Marvel Studios announced on Saturday, June 7 that Peyton Reed will direct Ant-Man, with writer Adam McKay contributing to the final script.
The new filmmaking team is taking the reins left behind by director-writer Edgar Wright (The World’s End, Scott Pilgrim vs. the World), who developed a script for the film with Joe Cornish (Attack the Block). Wright and Marvel formally parted ways on the project last month, citing an “amicable” split “due to differences in their vision of the film.”
The decision for Wright to leave came as a genuine shock, as the filmmaker had been attached to write and direct Ant-Man since the inception of Marvel Studios as an independent film production company in 2006. But studio chief Kevin Feige has a well-known reputation as a hands-on executive, steering each Marvel Studios film to fit into the larger Marvel Cinematic Universe — both narratively and aesthetically. And Ant-Man is set to launch Marvel Studio’s “Phase 3” films after The Avengers: Age of Ultron — currently shooting in London — opens on May 1, 2015.
But even with McKay officially revising the script, Marvel is still planning for Ant-Man to meet the film’s July 17, 2015 release date, just over a year away. Paul Rudd and Michael Douglas are still set to star as Scott Lang and his mentor Dr. Hank Pym, respectively, who according to a studio release, team up to “protect the secret behind [Pym’s] spectacular Ant-Man suit from a new generation of towering threats.”

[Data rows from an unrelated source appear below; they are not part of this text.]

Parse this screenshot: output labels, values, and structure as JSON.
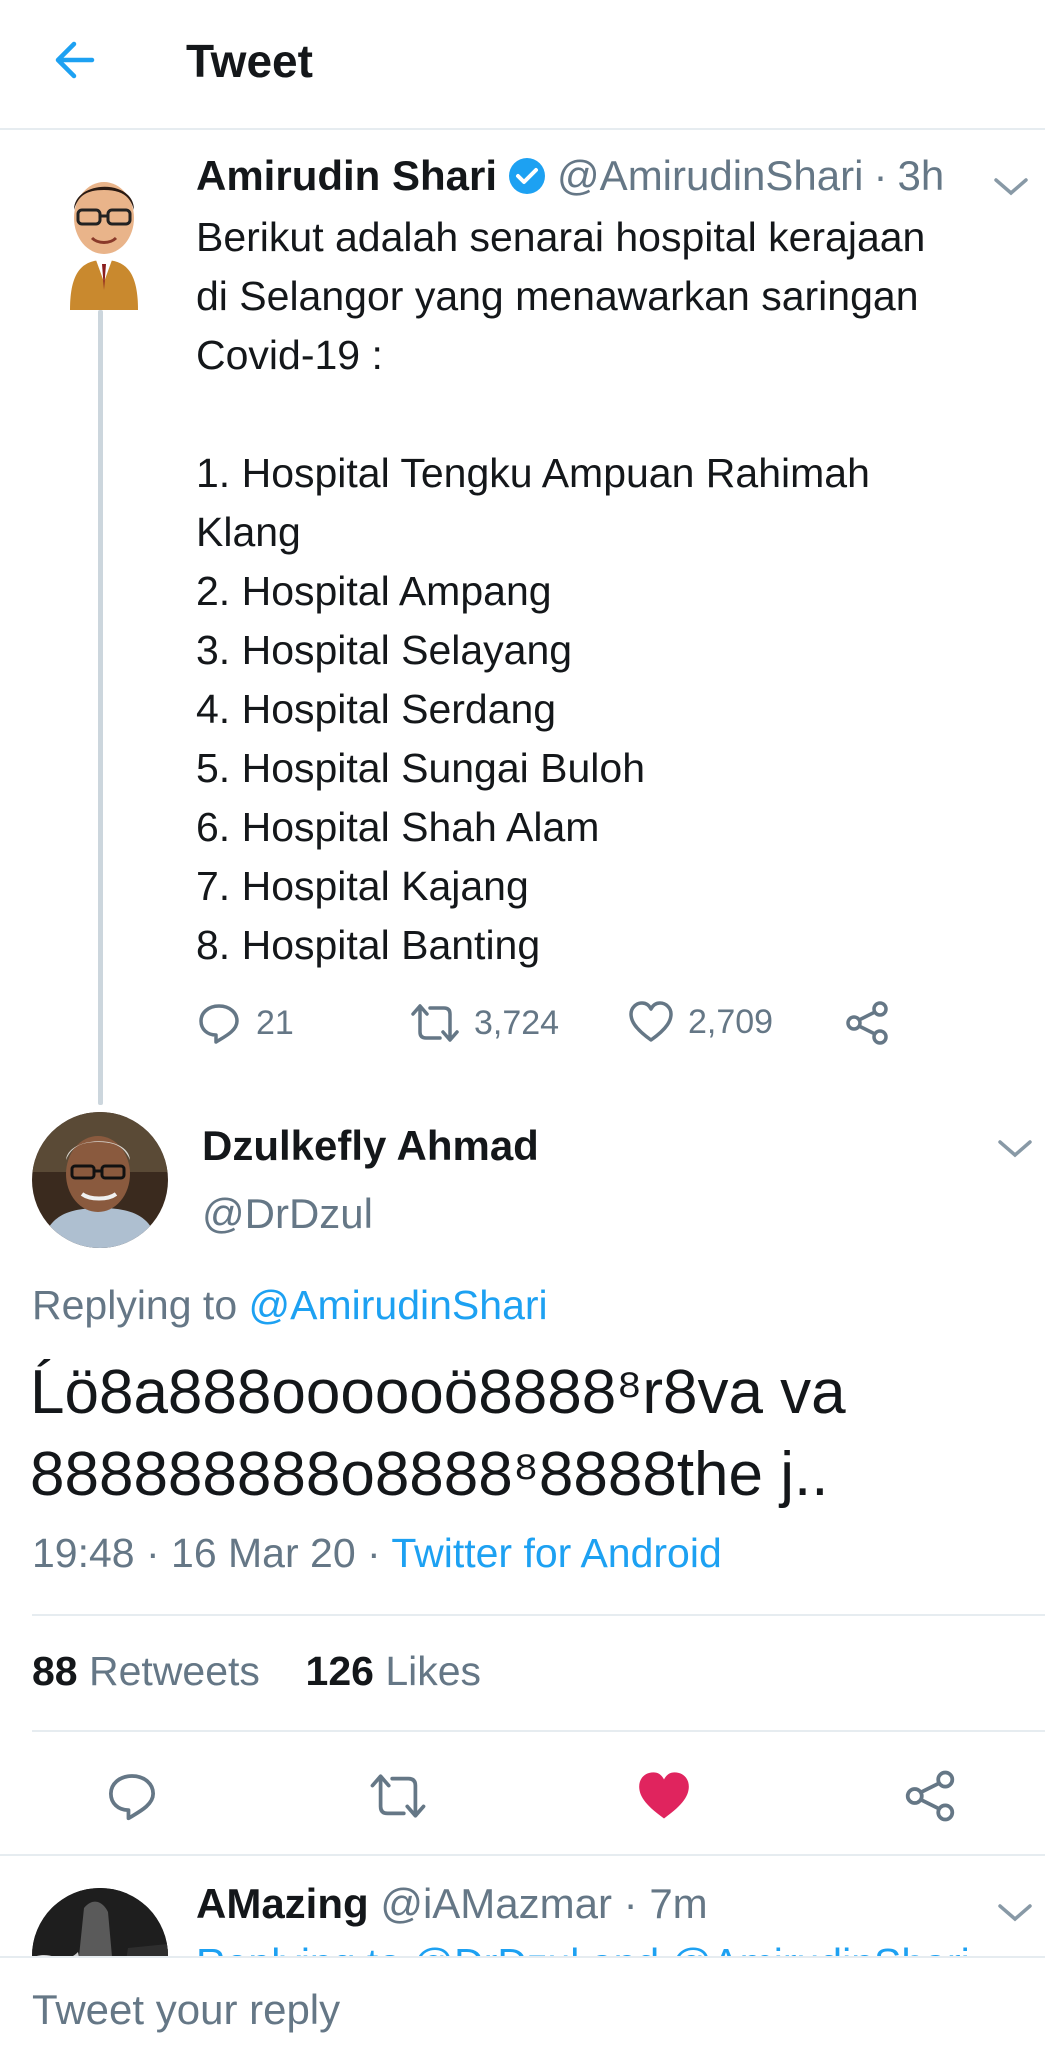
{
  "header": {
    "title": "Tweet"
  },
  "parent_tweet": {
    "name": "Amirudin Shari",
    "handle": "@AmirudinShari",
    "separator": "·",
    "time": "3h",
    "text": "Berikut adalah senarai hospital kerajaan\ndi Selangor yang menawarkan saringan\nCovid-19 :\n\n1. Hospital Tengku Ampuan Rahimah\nKlang\n2. Hospital Ampang\n3. Hospital Selayang\n4. Hospital Serdang\n5. Hospital Sungai Buloh\n6. Hospital Shah Alam\n7. Hospital Kajang\n8. Hospital Banting",
    "replies": "21",
    "retweets": "3,724",
    "likes": "2,709"
  },
  "main_tweet": {
    "name": "Dzulkefly Ahmad",
    "handle": "@DrDzul",
    "replying_prefix": "Replying to",
    "replying_to": "@AmirudinShari",
    "text": "Ĺö8a888oooooö8888⁸r8va va 888888888o8888⁸8888the j..",
    "timestamp": "19:48 · 16 Mar 20 ·",
    "client": "Twitter for Android",
    "retweet_count": "88",
    "retweet_label": "Retweets",
    "like_count": "126",
    "like_label": "Likes",
    "liked": true,
    "like_color": "#e0245e"
  },
  "next_reply": {
    "name": "AMazing",
    "handle": "@iAMazmar",
    "separator": "·",
    "time": "7m",
    "replying_line": "Replying to @DrDzul and @AmirudinShari"
  },
  "composer": {
    "placeholder": "Tweet your reply"
  },
  "colors": {
    "accent": "#1da1f2",
    "muted": "#657786",
    "divider": "#e6ecf0"
  }
}
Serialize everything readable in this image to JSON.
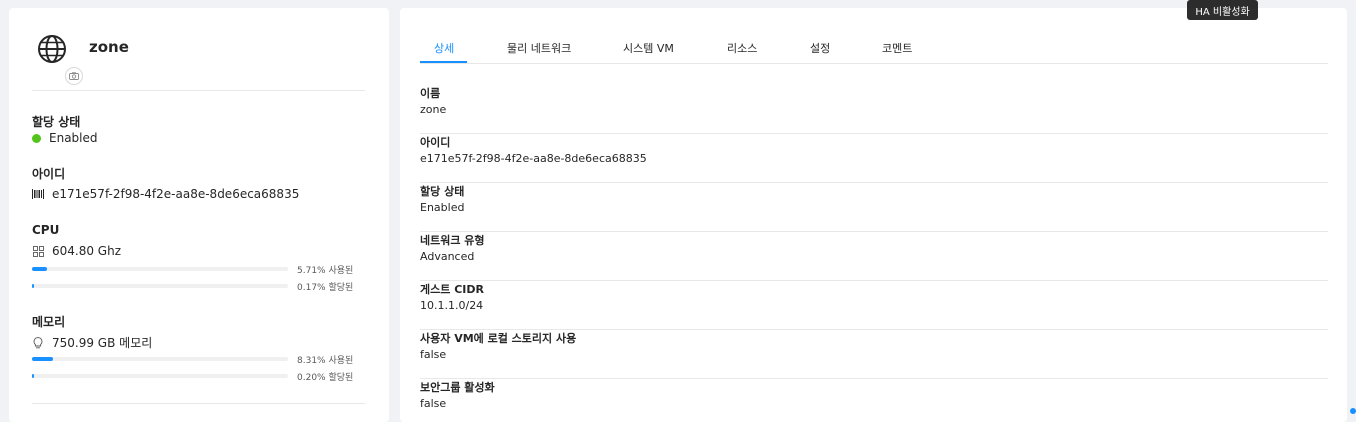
{
  "resource": {
    "name": "zone",
    "icon": "globe-icon"
  },
  "sidebar": {
    "allocation": {
      "label": "할당 상태",
      "value": "Enabled",
      "color": "#52c41a"
    },
    "id": {
      "label": "아이디",
      "value": "e171e57f-2f98-4f2e-aa8e-8de6eca68835",
      "icon": "barcode-icon"
    },
    "cpu": {
      "label": "CPU",
      "value": "604.80 Ghz",
      "icon": "cpu-icon",
      "used": {
        "percent": 5.71,
        "text": "5.71% 사용된"
      },
      "allocated": {
        "percent": 0.17,
        "text": "0.17% 할당된"
      }
    },
    "memory": {
      "label": "메모리",
      "value": "750.99 GB 메모리",
      "icon": "bulb-icon",
      "used": {
        "percent": 8.31,
        "text": "8.31% 사용된"
      },
      "allocated": {
        "percent": 0.2,
        "text": "0.20% 할당된"
      }
    }
  },
  "tabs": [
    {
      "label": "상세",
      "active": true
    },
    {
      "label": "물리 네트워크",
      "active": false
    },
    {
      "label": "시스템 VM",
      "active": false
    },
    {
      "label": "리소스",
      "active": false
    },
    {
      "label": "설정",
      "active": false
    },
    {
      "label": "코멘트",
      "active": false
    }
  ],
  "details": [
    {
      "label": "이름",
      "value": "zone"
    },
    {
      "label": "아이디",
      "value": "e171e57f-2f98-4f2e-aa8e-8de6eca68835"
    },
    {
      "label": "할당 상태",
      "value": "Enabled"
    },
    {
      "label": "네트워크 유형",
      "value": "Advanced"
    },
    {
      "label": "게스트 CIDR",
      "value": "10.1.1.0/24"
    },
    {
      "label": "사용자 VM에 로컬 스토리지 사용",
      "value": "false"
    },
    {
      "label": "보안그룹 활성화",
      "value": "false"
    }
  ],
  "tooltip": {
    "text": "HA 비활성화"
  },
  "colors": {
    "accent": "#1890ff",
    "success": "#52c41a",
    "track": "#f0f0f0",
    "divider": "#e8e8e8"
  }
}
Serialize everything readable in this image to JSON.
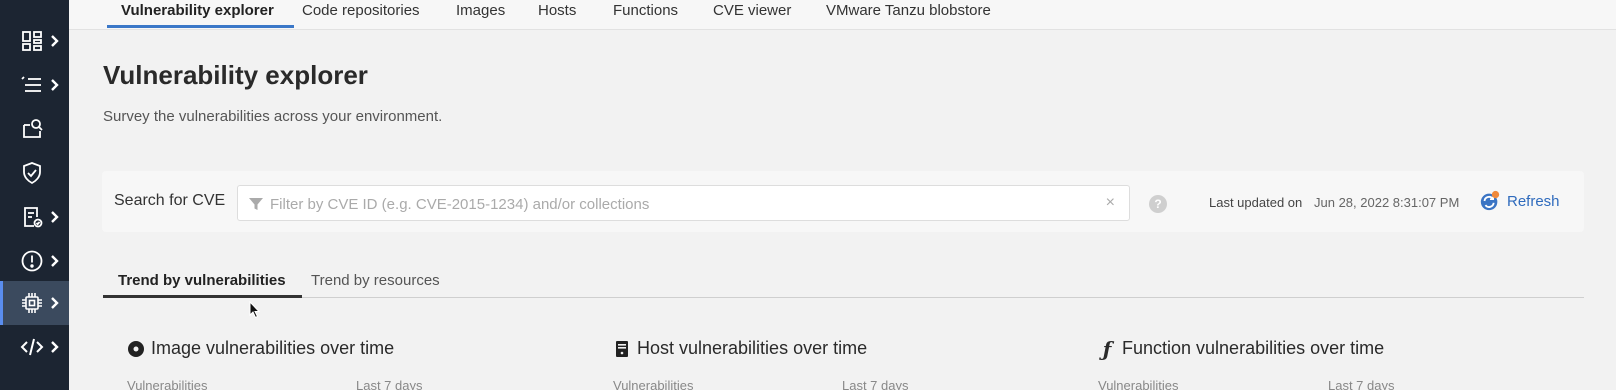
{
  "sidebar": {
    "items": [
      {
        "icon": "dashboard-icon",
        "has_chevron": true
      },
      {
        "icon": "list-check-icon",
        "has_chevron": true
      },
      {
        "icon": "scan-document-icon",
        "has_chevron": false
      },
      {
        "icon": "shield-check-icon",
        "has_chevron": false
      },
      {
        "icon": "compliance-report-icon",
        "has_chevron": true
      },
      {
        "icon": "alert-icon",
        "has_chevron": true
      },
      {
        "icon": "chip-icon",
        "has_chevron": true,
        "active": true
      },
      {
        "icon": "code-icon",
        "has_chevron": true
      }
    ]
  },
  "topnav": {
    "tabs": [
      {
        "label": "Vulnerability explorer",
        "active": true
      },
      {
        "label": "Code repositories"
      },
      {
        "label": "Images"
      },
      {
        "label": "Hosts"
      },
      {
        "label": "Functions"
      },
      {
        "label": "CVE viewer"
      },
      {
        "label": "VMware Tanzu blobstore"
      }
    ]
  },
  "page": {
    "title": "Vulnerability explorer",
    "subtitle": "Survey the vulnerabilities across your environment."
  },
  "search": {
    "label": "Search for CVE",
    "placeholder": "Filter by CVE ID (e.g. CVE-2015-1234) and/or collections",
    "value": "",
    "help": "?",
    "clear": "×",
    "last_updated_label": "Last updated on",
    "last_updated_value": "Jun 28, 2022 8:31:07 PM",
    "refresh_label": "Refresh"
  },
  "subtabs": [
    {
      "label": "Trend by vulnerabilities",
      "active": true
    },
    {
      "label": "Trend by resources"
    }
  ],
  "cards": [
    {
      "title": "Image vulnerabilities over time",
      "icon": "image-circle-icon",
      "sub_left": "Vulnerabilities",
      "sub_right": "Last 7 days"
    },
    {
      "title": "Host vulnerabilities over time",
      "icon": "host-server-icon",
      "sub_left": "Vulnerabilities",
      "sub_right": "Last 7 days"
    },
    {
      "title": "Function vulnerabilities over time",
      "icon": "function-icon",
      "sub_left": "Vulnerabilities",
      "sub_right": "Last 7 days"
    }
  ],
  "colors": {
    "sidebar_bg": "#1c2532",
    "accent": "#3b78c8",
    "refresh": "#2f6bbd"
  }
}
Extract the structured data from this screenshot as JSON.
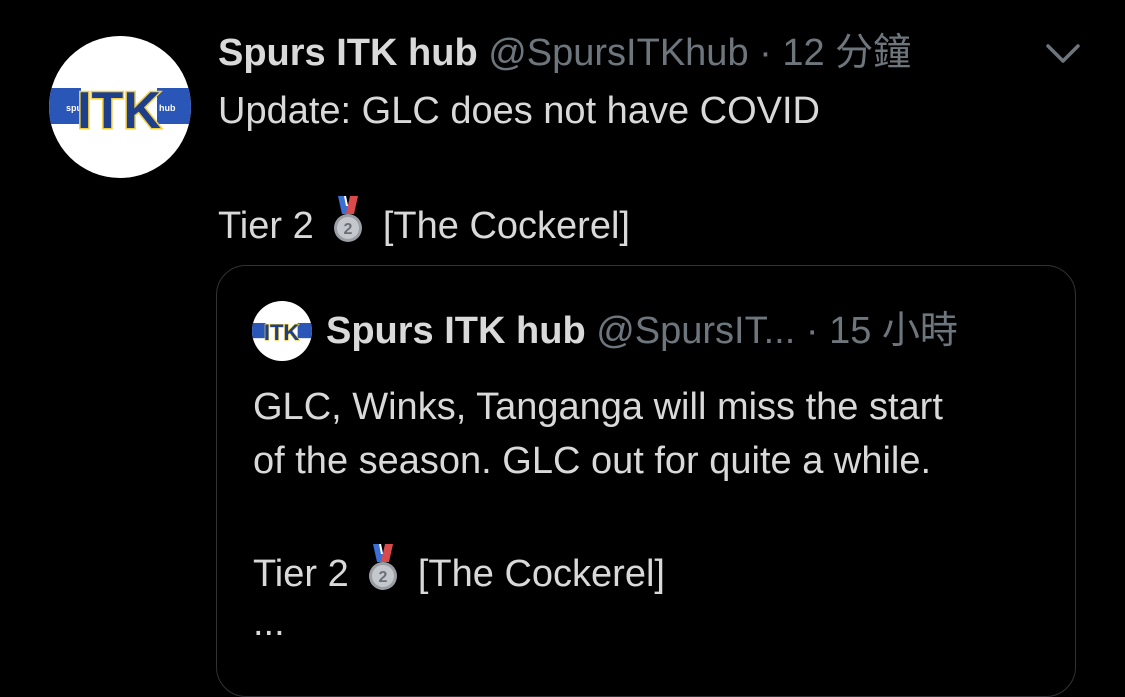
{
  "tweet": {
    "author_name": "Spurs ITK hub",
    "handle": "@SpursITKhub",
    "separator": "·",
    "time": "12 分鐘",
    "text_line1": "Update: GLC does not have COVID",
    "tier_label": "Tier 2",
    "source": "[The Cockerel]",
    "menu_icon": "chevron-down-icon"
  },
  "quoted": {
    "author_name": "Spurs ITK hub",
    "handle": "@SpursIT...",
    "separator": "·",
    "time": "15 小時",
    "text_line1": "GLC, Winks, Tanganga will miss the start",
    "text_line2": "of the season. GLC out for quite a while.",
    "tier_label": "Tier 2",
    "source": "[The Cockerel]",
    "ellipsis": "..."
  },
  "avatar_logo": {
    "left_word": "spurs",
    "center_word": "ITK",
    "right_word": "hub",
    "band_color": "#2a56b8",
    "letter_color": "#1e3f8c",
    "letter_outline": "#f4d03f"
  },
  "colors": {
    "background": "#000000",
    "primary_text": "#d9d9d9",
    "secondary_text": "#6e767d",
    "border": "#2f3336"
  }
}
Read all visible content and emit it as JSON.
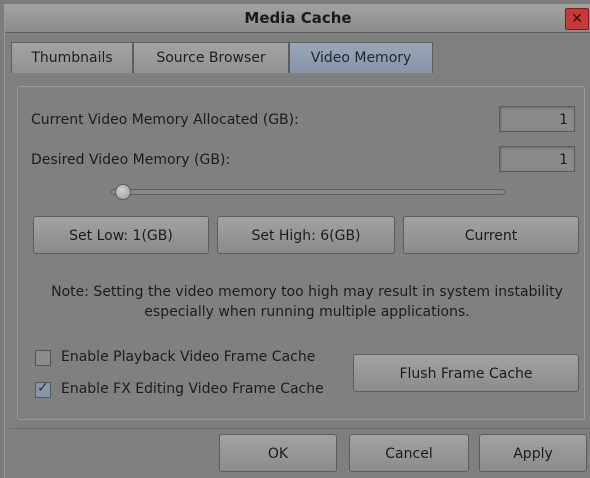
{
  "window": {
    "title": "Media Cache",
    "close_label": "✕"
  },
  "tabs": [
    {
      "label": "Thumbnails"
    },
    {
      "label": "Source Browser"
    },
    {
      "label": "Video Memory"
    }
  ],
  "active_tab": "Video Memory",
  "video_memory": {
    "current_label": "Current Video Memory Allocated (GB):",
    "current_value": "1",
    "desired_label": "Desired Video Memory (GB):",
    "desired_value": "1",
    "slider_value": 0.0
  },
  "buttons": {
    "set_low": "Set Low: 1(GB)",
    "set_high": "Set High: 6(GB)",
    "current": "Current",
    "flush": "Flush Frame Cache",
    "ok": "OK",
    "cancel": "Cancel",
    "apply": "Apply"
  },
  "note": {
    "line1": "Note: Setting the video memory too high may result in system instability",
    "line2": "especially when running multiple applications."
  },
  "options": {
    "playback_cache_label": "Enable Playback Video Frame Cache",
    "playback_cache_checked": false,
    "fx_cache_label": "Enable FX Editing Video Frame Cache",
    "fx_cache_checked": true
  },
  "colors": {
    "active_tab": "#8c99ad",
    "background": "#7f7f7f",
    "close": "#c83a3a"
  }
}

Along with Bring it On, Reed has also directed 2003’s Down with Love, 2006’s The Break-Up, and 2008’s Yes Man — all of them comedies, most of them romantic comedies. Indeed, the decision to replace Wright and Cornish with filmmakers with far more experience making comedies than action films suggests that Marvel’s creative vision for Ant-Man is leaning in more of a full-on comedic direction than its earlier projects. At one point, McKay was under consideration to direct as well, but BuzzFeed confirmed he would not be taking on the directing job — McKay himself tweeted that while meeting with Marvel “was awesome,” he was “not sure it can work.”
By all appearances, McKay was able to carve out enough time to revise the script. But while the character of Ant-Man is known for his small stature, both McKay and Reed will be working under an increasingly steep degree of difficulty.
This story has been updated to include Marvel Studios hiring Reed and McKay.